How to test: replay tool calls with modified parameters and lower-privilege identities; verify denial and logs.
E. RAG and Embedding Security (LLM08, LLM04)
- [P0] Document-level ACLs are enforced during retrieval.
- [P0] Cross-tenant retrieval leakage is prevented.
- [P1] Ingestion pipeline rejects malformed or untrusted metadata.
- [P1] Poisoned document simulations are detected before impacting responses.
How to test: ingest controlled malicious chunks and verify index isolation, retrieval filtering, and response grounding checks.
F. Supply Chain and Integrity (LLM03)
- [P0] Model, prompt, and dependency versions are pinned and tracked.
- [P1] Artifact provenance/signature checks are verified in build pipeline.
- [P1] Third-party connectors/plugins pass security review before enablement.
- [P2] Container and dependency scans run on every merge request.
How to test: tamper with dependency or model version in a test branch and verify pipeline blocking.
G. Misinformation and Trust (LLM09)
- [P1] High-impact answers require citations or evidence references.
- [P1] Uncertain answers trigger abstain/escalation behavior.
- [P2] Critical domains route to human review.
- [P2] Factuality metrics are tracked and trend-reviewed per release.
How to test: use benchmark Q&A sets with known answers and evaluate hallucination/grounding rate.
H. Cost and Availability Abuse (LLM10)
- [P0] Token/request budgets per user/session/tenant are enforced.
- [P0] Agent loop iteration caps and timeout limits are enforced.
- [P1] Concurrency limits prevent denial-of-wallet and degraded service.
- [P1] Cost anomaly alerts trigger throttling or fail-safe behavior.
How to test: simulate long prompts, chain loops, and concurrent bursts; verify throttling and stable response times.
I. CI/CD and Runtime Guardrails
- [P0] LLM security tests run on every merge request.
- [P0] High/Critical findings block release automatically.
- [P1] Threat model is updated for each new tool, memory, or retrieval source.
- [P1] Incident runbooks (kill-switch, key rotation, rollback) are available and tested.
J. Memory, AuthZ, and Sandboxing
- [P0] Memory is isolated per user/tenant/session and cross-user retrieval is blocked.
- [P1] Memory TTL and deletion workflows are validated in runtime tests.
- [P0] Role-based authorization blocks prompt-driven privilege escalation for tools and retrieval.

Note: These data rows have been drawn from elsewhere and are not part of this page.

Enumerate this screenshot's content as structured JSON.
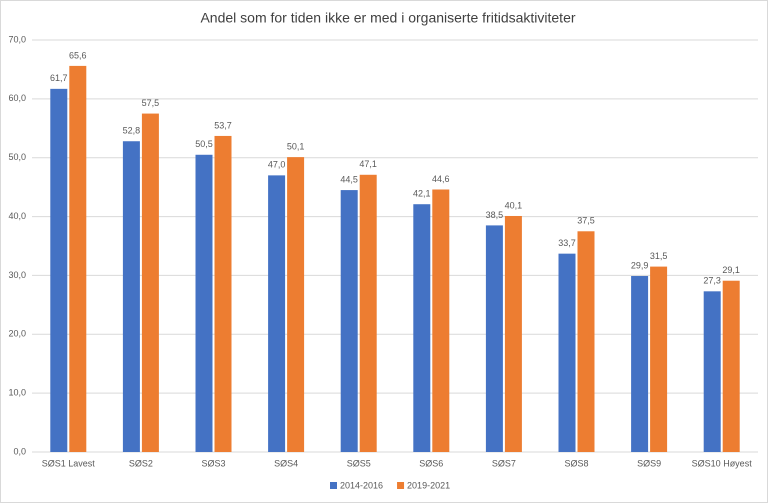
{
  "chart_data": {
    "type": "bar",
    "title": "Andel som for tiden ikke er med i organiserte fritidsaktiviteter",
    "categories": [
      "SØS1 Lavest",
      "SØS2",
      "SØS3",
      "SØS4",
      "SØS5",
      "SØS6",
      "SØS7",
      "SØS8",
      "SØS9",
      "SØS10 Høyest"
    ],
    "series": [
      {
        "name": "2014-2016",
        "color": "#4472c4",
        "values": [
          61.7,
          52.8,
          50.5,
          47.0,
          44.5,
          42.1,
          38.5,
          33.7,
          29.9,
          27.3
        ],
        "value_labels": [
          "61,7",
          "52,8",
          "50,5",
          "47,0",
          "44,5",
          "42,1",
          "38,5",
          "33,7",
          "29,9",
          "27,3"
        ]
      },
      {
        "name": "2019-2021",
        "color": "#ed7d31",
        "values": [
          65.6,
          57.5,
          53.7,
          50.1,
          47.1,
          44.6,
          40.1,
          37.5,
          31.5,
          29.1
        ],
        "value_labels": [
          "65,6",
          "57,5",
          "53,7",
          "50,1",
          "47,1",
          "44,6",
          "40,1",
          "37,5",
          "31,5",
          "29,1"
        ]
      }
    ],
    "ylim": [
      0,
      70
    ],
    "yticks": [
      {
        "value": 0,
        "label": "0,0"
      },
      {
        "value": 10,
        "label": "10,0"
      },
      {
        "value": 20,
        "label": "20,0"
      },
      {
        "value": 30,
        "label": "30,0"
      },
      {
        "value": 40,
        "label": "40,0"
      },
      {
        "value": 50,
        "label": "50,0"
      },
      {
        "value": 60,
        "label": "60,0"
      },
      {
        "value": 70,
        "label": "70,0"
      }
    ],
    "grid": true,
    "legend": "bottom"
  }
}
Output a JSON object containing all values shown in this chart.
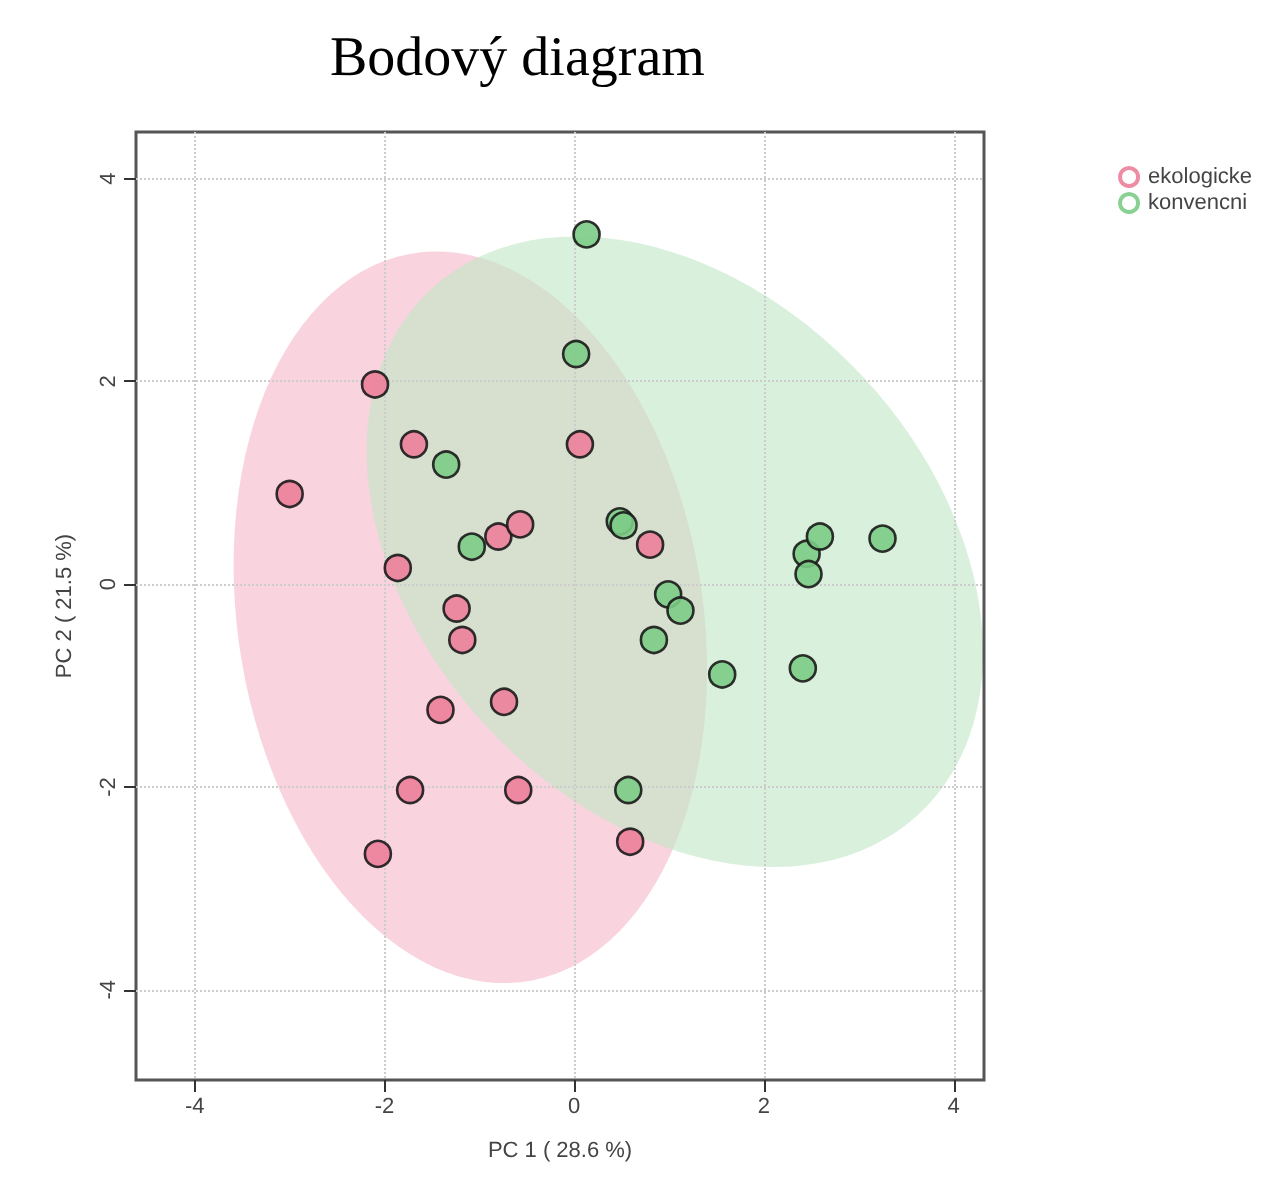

- [P1] Code/tool execution is confined to sandboxed environments with restricted network/filesystem access.
How to test: run cross-tenant memory retrieval attempts, role-switch tool calls, and malicious code execution probes in staging.
K. Red Teaming and Compliance Validation
- [P1] Red-team exercises cover prompt injection, leakage, RAG poisoning, and tool abuse.
- [P1] Privacy checks validate PII redaction, retention limits, and deletion requests.
- [P2] Infrastructure checks validate secrets handling, API hardening, and network segmentation.
How to test: execute quarterly adversarial simulations and map findings to remediation SLAs.
Exit Criteria (Release Gate)
Release is allowed only when:
- All [P0] items are passed.
- No unresolved High/Critical issues remain in [P1].
- Remaining Medium issues have owner, due date, and remediation plan.